Questionada se tem noção da sua importância para a ciência brasileira, Lygia afirma que reconhece o impacto local de seus feitos, só que sua régua consigo mesma é alta. "Quando eu vou para os Estados Unidos, para algum congresso internacional, e vejo a ciência que está sendo feita lá, os avanços, acabo me achando insignificante".

Ela aproveita o gancho e faz um desabafo sobre a demora com que os avanços científicos acontecem no Brasil, dizendo que falta vontade política para mudar esse cenário. Segundo a cientista, as novas tecnologias aumentam o gap entre o que a ciência consegue fazer aqui no país e o que é feito no exterior.

"Na nossa área, as coisas ficam tão sofisticadas, e essa sofisticação traz um custo, que é a agilidade. Quando surge uma nova técnica, um novo reagente, preciso disso para já. E aqui, mesmo tendo dinheiro, o equipamento ou reagente demora até dois meses para chegar, ou muitas vezes não temos um técnico especializado para aquilo", explica. "Fazendo alusão a uma pista de atletismo, em uma corrida competindo com outros países, a pista do Brasil é de areia fofa".

O lado empreendedor

Para a geneticista, todo novo projeto de pesquisa é um empreendimento. É preciso escrever um 'business plan' e ir atrás de financiamento, mas não de investidores do mercado e, sim, de entidades de pesquisa, como o CNPq e a Fapesp.

"E o retorno do investimento não é financeiro, mas de conhecimento, com os artigos científicos escritos, o avanço científico gerado, os alunos de pós-graduação e cientistas que ajudei a formar, etc.", exemplifica. "Então, considero esse o meu grande empreendimento".

Atualmente Lygia é professora titular e chefe do Laboratório Nacional de Células-Tronco Embrionárias (LaNCE) do Departamento de Genética e Biologia Evolutiva da Universidade de São Paulo, e integrante do CEPID-FAPESP Centro de Terapia Celular.

E, depois de muitos anos dedicados somente à pesquisa, a cientista decidiu, em 2021, empreender fora da academia, e fundar a sua startup, a gen-t (nome resultante da junção das palavras gente e tecnologia). Isso após 25 anos de USP.

O projeto surgiu a partir de outro, o DNA do Brasil da USP, lançado por Lygia em 2019 e que se tornou um programa do Ministério da Saúde que estuda as variações genéticas da população brasileira. "Quando a gente sequenciou os primeiros 3 mil genomas, foi muito legal porque vimos a rica diversidade de genes brasileiros. Sequenciamos DNA de ancestralidade africana, indígena, europeia", comenta.

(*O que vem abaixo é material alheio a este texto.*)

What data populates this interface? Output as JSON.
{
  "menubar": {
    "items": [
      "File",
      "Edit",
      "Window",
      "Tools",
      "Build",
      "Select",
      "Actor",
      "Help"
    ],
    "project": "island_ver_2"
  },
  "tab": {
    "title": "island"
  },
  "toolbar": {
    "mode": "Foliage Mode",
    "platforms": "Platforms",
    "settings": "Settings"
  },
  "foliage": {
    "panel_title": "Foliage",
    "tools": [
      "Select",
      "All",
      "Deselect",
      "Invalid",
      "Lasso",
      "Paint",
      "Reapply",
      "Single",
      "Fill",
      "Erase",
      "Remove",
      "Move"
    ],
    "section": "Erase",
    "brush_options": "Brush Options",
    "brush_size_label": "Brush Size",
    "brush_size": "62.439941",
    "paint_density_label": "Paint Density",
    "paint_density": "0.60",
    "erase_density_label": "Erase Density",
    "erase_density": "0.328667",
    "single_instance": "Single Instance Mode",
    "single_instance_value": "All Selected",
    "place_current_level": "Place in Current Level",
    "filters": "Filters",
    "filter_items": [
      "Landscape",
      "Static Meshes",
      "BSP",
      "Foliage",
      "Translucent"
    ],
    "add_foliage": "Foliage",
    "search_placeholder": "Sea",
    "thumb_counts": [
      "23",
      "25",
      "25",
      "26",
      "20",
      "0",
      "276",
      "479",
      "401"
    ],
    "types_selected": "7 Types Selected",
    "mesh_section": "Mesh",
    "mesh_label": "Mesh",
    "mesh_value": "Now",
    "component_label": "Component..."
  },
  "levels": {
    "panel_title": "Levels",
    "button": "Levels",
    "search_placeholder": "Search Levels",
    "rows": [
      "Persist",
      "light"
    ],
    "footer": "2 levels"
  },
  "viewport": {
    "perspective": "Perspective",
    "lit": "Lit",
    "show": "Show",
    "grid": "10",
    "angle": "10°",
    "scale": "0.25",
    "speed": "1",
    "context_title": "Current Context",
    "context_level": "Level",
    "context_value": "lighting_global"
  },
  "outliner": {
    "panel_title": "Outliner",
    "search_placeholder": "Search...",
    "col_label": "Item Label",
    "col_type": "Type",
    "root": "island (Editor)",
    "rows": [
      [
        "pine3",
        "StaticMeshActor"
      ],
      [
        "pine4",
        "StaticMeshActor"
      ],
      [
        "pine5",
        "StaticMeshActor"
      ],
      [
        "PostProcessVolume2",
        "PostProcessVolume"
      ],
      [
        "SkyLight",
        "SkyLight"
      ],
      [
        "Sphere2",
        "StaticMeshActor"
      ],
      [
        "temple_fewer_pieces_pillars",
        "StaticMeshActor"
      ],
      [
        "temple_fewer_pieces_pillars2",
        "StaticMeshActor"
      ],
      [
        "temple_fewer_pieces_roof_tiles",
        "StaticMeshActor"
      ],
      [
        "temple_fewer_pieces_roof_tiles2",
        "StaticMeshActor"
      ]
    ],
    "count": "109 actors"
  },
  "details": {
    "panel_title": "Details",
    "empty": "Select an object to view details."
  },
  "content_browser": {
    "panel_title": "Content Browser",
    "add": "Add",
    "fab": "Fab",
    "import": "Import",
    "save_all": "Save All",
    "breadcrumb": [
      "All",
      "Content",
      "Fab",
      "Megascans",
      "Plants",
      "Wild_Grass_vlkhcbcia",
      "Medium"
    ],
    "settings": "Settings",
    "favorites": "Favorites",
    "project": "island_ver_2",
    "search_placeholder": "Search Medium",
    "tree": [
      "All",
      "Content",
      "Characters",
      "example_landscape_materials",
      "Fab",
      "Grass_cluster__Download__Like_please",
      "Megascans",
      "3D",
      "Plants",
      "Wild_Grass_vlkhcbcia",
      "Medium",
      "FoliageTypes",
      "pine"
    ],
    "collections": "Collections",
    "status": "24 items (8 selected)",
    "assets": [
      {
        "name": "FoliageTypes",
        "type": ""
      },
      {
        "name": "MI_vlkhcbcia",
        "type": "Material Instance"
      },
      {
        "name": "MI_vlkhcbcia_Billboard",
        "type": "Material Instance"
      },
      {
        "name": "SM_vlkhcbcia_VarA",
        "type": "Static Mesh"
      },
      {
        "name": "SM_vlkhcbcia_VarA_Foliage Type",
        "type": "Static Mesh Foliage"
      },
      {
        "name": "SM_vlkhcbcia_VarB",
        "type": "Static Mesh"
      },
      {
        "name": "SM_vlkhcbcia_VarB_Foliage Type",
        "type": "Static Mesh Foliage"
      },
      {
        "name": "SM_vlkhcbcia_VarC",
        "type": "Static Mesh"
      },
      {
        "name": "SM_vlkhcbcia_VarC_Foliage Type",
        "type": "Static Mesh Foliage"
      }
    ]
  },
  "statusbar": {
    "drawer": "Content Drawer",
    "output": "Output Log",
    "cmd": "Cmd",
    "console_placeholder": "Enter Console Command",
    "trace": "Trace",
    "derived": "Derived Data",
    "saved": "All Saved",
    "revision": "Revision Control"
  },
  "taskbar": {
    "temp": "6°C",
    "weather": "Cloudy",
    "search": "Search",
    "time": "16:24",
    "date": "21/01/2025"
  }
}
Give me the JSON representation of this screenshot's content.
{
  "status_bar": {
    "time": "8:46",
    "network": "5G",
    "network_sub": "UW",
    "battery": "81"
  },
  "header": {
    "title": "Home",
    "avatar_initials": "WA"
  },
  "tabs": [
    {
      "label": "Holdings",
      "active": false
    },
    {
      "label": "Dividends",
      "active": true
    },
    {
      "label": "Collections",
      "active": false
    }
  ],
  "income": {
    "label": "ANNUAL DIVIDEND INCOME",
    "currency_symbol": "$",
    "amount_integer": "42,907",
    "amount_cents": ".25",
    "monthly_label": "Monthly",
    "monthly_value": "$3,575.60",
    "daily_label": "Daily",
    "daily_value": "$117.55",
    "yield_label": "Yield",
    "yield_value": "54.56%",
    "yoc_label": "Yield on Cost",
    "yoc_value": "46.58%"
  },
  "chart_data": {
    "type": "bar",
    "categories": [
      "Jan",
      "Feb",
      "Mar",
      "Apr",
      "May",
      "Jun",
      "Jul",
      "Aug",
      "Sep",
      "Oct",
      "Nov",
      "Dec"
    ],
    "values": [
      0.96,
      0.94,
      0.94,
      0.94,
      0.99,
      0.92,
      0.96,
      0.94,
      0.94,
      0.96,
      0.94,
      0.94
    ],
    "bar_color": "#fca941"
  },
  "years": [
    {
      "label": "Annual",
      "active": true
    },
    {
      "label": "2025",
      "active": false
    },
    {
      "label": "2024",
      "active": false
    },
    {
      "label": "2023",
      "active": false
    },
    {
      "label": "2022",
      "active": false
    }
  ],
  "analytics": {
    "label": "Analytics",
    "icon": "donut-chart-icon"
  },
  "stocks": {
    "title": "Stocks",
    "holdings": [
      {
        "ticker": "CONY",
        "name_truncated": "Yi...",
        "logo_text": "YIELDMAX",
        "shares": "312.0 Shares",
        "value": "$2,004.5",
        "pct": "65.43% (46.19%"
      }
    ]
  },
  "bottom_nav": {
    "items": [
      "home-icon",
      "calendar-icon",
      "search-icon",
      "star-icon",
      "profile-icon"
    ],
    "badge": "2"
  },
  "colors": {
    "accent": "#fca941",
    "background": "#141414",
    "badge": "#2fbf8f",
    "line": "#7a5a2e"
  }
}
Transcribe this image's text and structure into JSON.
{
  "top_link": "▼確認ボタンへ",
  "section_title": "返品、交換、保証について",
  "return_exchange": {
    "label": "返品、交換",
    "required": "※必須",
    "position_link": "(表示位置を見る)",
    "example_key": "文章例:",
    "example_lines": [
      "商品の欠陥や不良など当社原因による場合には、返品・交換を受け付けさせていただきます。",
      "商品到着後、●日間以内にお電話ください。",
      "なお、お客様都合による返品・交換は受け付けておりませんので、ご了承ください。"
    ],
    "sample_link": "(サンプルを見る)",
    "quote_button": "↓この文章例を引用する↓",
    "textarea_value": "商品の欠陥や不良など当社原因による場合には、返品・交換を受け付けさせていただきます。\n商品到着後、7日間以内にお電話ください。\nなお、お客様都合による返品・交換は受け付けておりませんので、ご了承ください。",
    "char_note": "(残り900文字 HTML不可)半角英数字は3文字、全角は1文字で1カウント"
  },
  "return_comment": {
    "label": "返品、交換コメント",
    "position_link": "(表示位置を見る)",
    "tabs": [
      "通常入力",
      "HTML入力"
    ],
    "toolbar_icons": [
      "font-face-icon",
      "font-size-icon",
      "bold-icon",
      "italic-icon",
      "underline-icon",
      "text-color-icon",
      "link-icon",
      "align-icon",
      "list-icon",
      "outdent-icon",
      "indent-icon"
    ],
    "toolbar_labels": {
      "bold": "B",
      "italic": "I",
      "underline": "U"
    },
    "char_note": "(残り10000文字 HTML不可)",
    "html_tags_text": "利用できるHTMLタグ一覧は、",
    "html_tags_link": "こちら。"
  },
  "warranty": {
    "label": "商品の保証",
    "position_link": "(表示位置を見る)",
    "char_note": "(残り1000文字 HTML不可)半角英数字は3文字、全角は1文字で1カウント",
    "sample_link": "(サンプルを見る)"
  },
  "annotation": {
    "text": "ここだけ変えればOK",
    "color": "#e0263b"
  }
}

Desde então, sua biotech já levantou US$ 3 milhões (cerca de R$ 17,4 milhões) com investidores de peso como Eduardo Mufarej, Armínio Fraga e Daniel Gold. Um dos objetivos da startup é montar a maior infraestrutura privada de dados sobre a saúde do povo brasileiro por meio do sequenciamento do genoma de 200 mil pessoas de diversas regiões do país, número estimado de ser alcançado em 2027. Até agora, mais de 12 mil brasileiros participaram da plataforma, compartilhando seus dados de saúde e comportamentais, e doando sangue para armazenamento de plasma e sequenciamento de DNA.

A gen-t conta com 26 funcionários, entre time de operações clínicas e regulatório, time de dados, de TI e de bioinformática. No ano passado, a startup executou um projeto com a biofarmacêutica AbbVie, e atualmente, além da parceria fechada com a Regeneron para o sequenciamento de 20 mil genomas, está em tratativas com outras grandes farmacêuticas dos EUA e Europa.

"A indústria farmacêutica utiliza esses dados para acelerar o desenvolvimento de novos medicamentos. E isso já vem sendo feito com plataformas que existem na Inglaterra, Islândia, Finlândia e, agora, nos Estados Unidos. E está funcionando, mas é só genoma de gente branca. Eles querem acessar o genoma de outras populações e foi aí que vi a grande oportunidade", diz Lygia.